Question 2: What is the transmission mechanism of non-farm payroll data to gold?
A: Employment data directly influences the Federal Reserve's assessment of the interest rate path. Weaker-than-expected data may suggest an economic slowdown, potentially increasing expectations of interest rate cuts, which would be beneficial for gold; conversely, stronger-than-expected data would reinforce tightening expectations and suppress gold prices. Current expectations are for 62,000 new jobs, a significant slowdown from 178,000 in March, and traders are adjusting their probability distributions regarding the Fed's policy accordingly.

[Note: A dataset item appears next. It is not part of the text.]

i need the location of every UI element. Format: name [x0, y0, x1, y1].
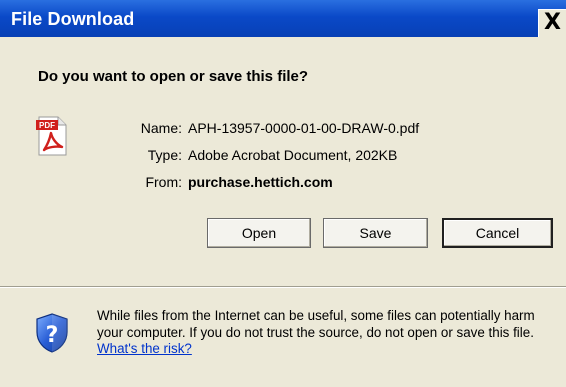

Question 3: Does a structural bull market mean that gold will quickly return to new highs?
A: Analysts believe the long-term trend remains upward, but the short-term pace will slow. After a rapid rise at the beginning of the year, the market is entering a digestion phase. Easing geopolitical tensions provide a window for recovery, but the interest rate environment and position adjustments will limit the gains.
- Risk Warning and Disclaimer
- The market involves risk, and trading may not be suitable for all investors. This article is for reference only and does not constitute personal investment advice, nor does it take into account certain users’ specific investment objectives, financial situation, or other needs. Any investment decisions made based on this information are at your own risk.